Now, they have two children -- one-year-old Sammy and four-year-old Hayden. And the People photos show Thompson in the couple’s $3-million suburban Washington home, changing Sammy’s diaper in the living room, which the magazine describes as ‘Horchow Collections meets Fisher-Price.’

Anonymous rumblings from her husband’s nascent campaign have suggested that Jeri has played a much more hands-on role than she portrays. She says she has no intention of helping govern should he win. “It absolutely blows my mind that people think I would want a Cabinet post,” she says. “I can’t forfeit my responsibility for some of the ones some women might take on as first lady. I would still have my children as a first priority.”

Earlier this week the entire Thompson family sat for an interview with Fox’s Sean Hannity. The children squirmed happily on their parents’ laps. Thompson looked more like Hayden’s grampa, but the newest GOP presidential candidate looked as comfortable as could be as his daughter played with a plastic bowl and waved her hands.
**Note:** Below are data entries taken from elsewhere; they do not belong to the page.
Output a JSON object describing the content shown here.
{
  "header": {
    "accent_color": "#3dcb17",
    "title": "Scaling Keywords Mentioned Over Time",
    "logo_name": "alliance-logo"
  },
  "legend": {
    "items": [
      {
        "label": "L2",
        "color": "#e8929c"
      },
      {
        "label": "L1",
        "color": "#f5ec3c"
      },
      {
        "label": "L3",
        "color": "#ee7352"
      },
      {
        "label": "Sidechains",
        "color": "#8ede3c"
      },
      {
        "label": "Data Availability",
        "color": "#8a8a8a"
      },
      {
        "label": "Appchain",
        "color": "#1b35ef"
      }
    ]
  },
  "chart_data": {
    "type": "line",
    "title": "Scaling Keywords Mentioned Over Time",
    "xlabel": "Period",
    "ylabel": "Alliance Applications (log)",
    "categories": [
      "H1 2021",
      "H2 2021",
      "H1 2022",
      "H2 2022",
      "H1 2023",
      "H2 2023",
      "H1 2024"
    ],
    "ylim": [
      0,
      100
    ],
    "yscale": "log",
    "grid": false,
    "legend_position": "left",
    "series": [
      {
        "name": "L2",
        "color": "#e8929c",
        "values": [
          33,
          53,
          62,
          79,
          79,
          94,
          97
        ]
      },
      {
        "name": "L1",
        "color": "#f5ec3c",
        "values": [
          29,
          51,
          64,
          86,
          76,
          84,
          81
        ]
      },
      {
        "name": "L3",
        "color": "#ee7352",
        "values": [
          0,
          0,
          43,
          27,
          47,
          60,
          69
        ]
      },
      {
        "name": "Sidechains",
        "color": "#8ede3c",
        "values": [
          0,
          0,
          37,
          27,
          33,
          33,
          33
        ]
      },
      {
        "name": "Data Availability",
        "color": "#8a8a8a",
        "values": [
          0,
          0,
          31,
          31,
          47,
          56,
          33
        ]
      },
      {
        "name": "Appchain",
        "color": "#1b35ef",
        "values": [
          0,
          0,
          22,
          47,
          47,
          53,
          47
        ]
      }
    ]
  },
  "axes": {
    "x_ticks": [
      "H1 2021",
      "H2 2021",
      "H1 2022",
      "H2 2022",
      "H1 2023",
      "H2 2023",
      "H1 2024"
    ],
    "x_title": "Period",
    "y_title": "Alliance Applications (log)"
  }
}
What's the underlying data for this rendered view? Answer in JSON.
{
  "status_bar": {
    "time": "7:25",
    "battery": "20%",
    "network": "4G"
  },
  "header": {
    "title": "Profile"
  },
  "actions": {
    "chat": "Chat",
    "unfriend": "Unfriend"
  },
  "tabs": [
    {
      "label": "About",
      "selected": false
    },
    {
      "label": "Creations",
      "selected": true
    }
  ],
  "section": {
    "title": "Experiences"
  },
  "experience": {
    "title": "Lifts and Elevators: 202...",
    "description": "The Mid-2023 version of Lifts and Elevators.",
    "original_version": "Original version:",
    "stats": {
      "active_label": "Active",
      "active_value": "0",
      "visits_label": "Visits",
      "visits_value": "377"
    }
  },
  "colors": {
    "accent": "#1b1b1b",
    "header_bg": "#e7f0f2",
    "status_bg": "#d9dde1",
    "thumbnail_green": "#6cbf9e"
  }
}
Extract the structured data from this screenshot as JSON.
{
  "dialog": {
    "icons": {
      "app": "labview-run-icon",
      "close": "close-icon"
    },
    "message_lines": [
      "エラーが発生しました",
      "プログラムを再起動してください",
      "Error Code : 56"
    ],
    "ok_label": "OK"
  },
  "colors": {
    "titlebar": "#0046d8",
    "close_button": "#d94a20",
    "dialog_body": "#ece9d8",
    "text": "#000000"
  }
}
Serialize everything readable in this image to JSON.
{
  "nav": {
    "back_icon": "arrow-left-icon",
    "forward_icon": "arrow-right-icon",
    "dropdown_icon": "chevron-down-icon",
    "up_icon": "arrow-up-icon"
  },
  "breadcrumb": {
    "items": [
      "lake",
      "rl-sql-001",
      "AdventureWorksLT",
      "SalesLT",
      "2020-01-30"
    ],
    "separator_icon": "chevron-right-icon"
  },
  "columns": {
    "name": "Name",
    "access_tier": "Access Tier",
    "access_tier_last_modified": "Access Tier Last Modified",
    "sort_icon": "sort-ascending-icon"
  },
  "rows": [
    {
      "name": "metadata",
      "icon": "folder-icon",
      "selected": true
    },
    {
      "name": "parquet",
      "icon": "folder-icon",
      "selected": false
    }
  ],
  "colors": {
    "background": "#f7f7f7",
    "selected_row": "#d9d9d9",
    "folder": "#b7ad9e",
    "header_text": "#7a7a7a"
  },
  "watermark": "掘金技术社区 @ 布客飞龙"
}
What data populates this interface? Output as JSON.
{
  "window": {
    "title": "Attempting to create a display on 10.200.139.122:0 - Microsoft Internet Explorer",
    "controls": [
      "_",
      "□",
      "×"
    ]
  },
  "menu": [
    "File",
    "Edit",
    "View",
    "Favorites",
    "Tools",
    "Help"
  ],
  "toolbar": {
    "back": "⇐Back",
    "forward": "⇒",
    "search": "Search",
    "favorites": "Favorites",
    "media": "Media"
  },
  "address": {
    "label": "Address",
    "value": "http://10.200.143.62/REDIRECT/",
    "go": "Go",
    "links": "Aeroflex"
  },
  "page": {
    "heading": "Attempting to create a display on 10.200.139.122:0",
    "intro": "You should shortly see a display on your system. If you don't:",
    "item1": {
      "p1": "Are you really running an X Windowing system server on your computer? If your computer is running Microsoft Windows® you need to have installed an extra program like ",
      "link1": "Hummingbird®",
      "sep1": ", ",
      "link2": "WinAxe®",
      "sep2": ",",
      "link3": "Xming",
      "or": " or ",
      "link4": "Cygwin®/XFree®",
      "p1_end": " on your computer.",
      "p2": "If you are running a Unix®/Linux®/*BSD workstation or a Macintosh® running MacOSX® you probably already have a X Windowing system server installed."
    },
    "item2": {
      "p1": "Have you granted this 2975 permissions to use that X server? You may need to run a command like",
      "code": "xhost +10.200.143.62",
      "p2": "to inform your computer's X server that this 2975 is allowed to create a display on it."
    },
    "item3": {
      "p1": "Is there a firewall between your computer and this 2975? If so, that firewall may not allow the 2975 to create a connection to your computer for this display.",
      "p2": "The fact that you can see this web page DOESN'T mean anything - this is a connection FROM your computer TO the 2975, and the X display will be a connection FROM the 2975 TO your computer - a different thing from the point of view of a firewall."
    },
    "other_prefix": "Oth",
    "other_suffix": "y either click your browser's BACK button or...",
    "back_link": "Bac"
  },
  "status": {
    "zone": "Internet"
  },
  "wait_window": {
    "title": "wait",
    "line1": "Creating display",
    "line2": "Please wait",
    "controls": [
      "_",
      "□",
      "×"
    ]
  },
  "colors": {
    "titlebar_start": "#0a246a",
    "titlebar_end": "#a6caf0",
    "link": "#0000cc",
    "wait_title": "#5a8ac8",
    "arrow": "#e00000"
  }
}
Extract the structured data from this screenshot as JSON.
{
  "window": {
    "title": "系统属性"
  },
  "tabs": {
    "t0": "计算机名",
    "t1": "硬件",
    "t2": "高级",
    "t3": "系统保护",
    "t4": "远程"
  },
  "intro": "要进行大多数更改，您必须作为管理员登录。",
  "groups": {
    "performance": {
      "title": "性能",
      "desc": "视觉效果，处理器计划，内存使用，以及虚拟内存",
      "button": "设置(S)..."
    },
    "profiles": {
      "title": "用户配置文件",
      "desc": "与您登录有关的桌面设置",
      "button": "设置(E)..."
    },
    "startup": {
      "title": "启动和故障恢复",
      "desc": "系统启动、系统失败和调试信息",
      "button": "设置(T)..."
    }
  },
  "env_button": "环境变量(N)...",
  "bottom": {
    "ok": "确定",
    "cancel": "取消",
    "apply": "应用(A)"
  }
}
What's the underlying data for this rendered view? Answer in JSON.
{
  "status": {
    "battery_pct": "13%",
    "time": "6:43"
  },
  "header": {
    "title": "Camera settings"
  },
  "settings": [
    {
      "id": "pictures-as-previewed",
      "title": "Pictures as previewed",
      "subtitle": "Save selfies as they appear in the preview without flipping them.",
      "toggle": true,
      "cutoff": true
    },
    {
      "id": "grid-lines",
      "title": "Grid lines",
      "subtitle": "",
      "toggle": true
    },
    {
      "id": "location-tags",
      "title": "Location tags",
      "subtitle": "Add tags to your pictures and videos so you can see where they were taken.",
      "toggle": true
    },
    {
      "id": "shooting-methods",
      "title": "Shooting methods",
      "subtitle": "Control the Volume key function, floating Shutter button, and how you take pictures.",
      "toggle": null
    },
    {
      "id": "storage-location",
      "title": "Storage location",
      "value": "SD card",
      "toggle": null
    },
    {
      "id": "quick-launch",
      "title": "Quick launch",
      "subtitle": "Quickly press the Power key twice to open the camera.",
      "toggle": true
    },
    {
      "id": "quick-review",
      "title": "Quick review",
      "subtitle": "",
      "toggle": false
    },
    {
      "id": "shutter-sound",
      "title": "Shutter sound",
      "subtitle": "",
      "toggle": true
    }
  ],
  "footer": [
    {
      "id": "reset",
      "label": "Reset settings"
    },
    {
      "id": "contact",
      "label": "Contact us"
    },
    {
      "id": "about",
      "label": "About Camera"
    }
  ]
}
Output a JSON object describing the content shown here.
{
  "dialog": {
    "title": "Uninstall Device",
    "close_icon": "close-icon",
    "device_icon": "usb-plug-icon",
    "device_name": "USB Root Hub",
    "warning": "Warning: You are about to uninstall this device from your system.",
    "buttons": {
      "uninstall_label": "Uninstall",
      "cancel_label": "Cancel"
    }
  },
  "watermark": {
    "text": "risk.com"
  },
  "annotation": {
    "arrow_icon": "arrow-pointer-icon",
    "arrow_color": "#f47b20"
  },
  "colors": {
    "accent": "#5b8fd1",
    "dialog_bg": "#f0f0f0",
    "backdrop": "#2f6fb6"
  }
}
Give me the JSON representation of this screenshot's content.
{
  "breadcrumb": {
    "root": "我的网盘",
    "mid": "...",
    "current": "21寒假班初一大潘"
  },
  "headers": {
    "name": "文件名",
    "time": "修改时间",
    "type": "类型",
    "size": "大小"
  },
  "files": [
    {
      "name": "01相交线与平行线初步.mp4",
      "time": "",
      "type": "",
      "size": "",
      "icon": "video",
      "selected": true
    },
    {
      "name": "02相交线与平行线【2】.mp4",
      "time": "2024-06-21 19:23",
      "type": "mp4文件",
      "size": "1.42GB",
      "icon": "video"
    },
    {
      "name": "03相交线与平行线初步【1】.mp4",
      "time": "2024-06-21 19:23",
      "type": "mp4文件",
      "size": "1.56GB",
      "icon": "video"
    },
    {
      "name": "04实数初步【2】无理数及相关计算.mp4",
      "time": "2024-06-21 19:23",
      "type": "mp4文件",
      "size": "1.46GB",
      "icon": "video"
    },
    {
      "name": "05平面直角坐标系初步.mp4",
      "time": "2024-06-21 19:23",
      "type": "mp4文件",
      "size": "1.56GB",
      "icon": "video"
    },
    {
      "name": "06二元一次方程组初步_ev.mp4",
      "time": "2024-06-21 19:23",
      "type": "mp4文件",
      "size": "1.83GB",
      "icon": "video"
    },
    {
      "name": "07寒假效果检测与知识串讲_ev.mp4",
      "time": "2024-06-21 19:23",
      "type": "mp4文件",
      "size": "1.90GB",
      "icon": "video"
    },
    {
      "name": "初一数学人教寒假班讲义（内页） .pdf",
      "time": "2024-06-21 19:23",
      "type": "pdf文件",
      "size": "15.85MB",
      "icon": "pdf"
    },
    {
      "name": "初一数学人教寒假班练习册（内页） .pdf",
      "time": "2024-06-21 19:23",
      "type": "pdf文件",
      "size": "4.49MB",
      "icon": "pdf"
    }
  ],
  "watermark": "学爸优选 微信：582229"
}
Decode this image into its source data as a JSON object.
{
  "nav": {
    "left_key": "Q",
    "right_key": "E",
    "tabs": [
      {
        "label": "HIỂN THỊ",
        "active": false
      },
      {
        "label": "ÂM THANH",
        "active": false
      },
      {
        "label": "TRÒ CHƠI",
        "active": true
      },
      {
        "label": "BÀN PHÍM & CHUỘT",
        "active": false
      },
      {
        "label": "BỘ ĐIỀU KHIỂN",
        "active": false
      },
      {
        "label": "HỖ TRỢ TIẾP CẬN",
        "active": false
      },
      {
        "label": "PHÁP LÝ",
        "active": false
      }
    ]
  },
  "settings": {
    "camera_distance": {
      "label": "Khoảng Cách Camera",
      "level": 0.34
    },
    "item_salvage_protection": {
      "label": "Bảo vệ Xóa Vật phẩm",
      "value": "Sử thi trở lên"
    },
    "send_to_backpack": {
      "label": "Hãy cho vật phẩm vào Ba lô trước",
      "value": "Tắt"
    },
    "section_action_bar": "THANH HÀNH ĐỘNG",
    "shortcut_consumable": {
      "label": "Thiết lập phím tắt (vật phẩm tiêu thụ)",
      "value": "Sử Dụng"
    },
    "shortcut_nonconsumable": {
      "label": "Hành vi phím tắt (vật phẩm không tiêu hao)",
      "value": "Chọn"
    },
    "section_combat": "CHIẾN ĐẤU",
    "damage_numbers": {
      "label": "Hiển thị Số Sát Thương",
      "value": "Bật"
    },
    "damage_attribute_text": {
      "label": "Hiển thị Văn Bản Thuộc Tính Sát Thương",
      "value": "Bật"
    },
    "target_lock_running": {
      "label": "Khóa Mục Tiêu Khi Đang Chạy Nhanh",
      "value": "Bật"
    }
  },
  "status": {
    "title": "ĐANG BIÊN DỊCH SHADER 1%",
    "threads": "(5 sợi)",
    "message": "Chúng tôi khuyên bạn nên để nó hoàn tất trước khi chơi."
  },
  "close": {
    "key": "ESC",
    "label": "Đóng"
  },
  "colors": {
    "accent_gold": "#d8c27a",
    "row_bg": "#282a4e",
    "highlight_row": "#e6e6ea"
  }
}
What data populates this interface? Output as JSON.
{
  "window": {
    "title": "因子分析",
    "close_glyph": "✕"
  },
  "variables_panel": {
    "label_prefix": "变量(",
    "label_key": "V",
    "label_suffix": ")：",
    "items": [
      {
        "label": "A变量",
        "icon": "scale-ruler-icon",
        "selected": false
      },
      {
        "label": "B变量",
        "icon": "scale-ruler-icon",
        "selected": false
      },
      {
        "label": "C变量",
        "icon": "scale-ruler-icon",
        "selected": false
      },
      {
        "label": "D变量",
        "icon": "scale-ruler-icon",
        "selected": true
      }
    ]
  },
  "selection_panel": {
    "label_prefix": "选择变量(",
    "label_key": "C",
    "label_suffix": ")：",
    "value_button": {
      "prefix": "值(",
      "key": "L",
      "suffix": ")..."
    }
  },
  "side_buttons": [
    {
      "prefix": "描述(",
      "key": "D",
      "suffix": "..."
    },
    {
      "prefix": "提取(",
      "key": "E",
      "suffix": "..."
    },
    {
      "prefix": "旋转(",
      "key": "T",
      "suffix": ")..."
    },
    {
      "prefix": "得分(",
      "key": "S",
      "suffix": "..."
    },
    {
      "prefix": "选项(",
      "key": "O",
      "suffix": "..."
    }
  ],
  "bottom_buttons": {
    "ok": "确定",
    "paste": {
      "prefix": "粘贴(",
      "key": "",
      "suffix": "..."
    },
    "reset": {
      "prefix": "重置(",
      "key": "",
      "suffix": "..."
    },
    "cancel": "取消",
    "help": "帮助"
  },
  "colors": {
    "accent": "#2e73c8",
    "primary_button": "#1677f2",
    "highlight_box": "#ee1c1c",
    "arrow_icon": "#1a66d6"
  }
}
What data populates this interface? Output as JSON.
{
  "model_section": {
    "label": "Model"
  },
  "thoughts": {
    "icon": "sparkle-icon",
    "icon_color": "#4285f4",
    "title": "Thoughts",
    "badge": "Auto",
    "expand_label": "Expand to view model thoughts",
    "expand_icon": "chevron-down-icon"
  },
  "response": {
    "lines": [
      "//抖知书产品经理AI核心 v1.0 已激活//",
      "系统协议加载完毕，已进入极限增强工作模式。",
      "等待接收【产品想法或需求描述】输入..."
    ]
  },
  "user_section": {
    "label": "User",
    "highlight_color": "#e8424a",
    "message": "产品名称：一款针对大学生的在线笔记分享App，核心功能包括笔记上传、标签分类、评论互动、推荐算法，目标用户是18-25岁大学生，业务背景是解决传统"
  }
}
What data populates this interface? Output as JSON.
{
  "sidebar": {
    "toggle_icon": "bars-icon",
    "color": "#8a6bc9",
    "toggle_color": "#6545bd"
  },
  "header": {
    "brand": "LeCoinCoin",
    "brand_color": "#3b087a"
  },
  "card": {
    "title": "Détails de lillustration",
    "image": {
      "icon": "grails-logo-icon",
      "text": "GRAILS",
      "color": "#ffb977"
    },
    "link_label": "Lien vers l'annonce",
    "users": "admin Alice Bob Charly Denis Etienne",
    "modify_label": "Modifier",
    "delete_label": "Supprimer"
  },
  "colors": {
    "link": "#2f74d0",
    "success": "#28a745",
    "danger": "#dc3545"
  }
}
He didn’t miss a beat when answering Hannity’s mostly softball questions.

Hannity did ask two pointed questions: He pushed Thompson on evangelical leader James Dobson’s doubts about his Christianity and dismissal of his candidacy. “I have my own relationship to the good Lord,” said Thompson, who says he’s never met Dobson and doesn’t plan “to dance to anybody’s tune.”

Hannity also raised a Newsweek story quoting unnamed Thompson campaign advisors worrying that living in the White House is Jeri’s dream, not Fred’s.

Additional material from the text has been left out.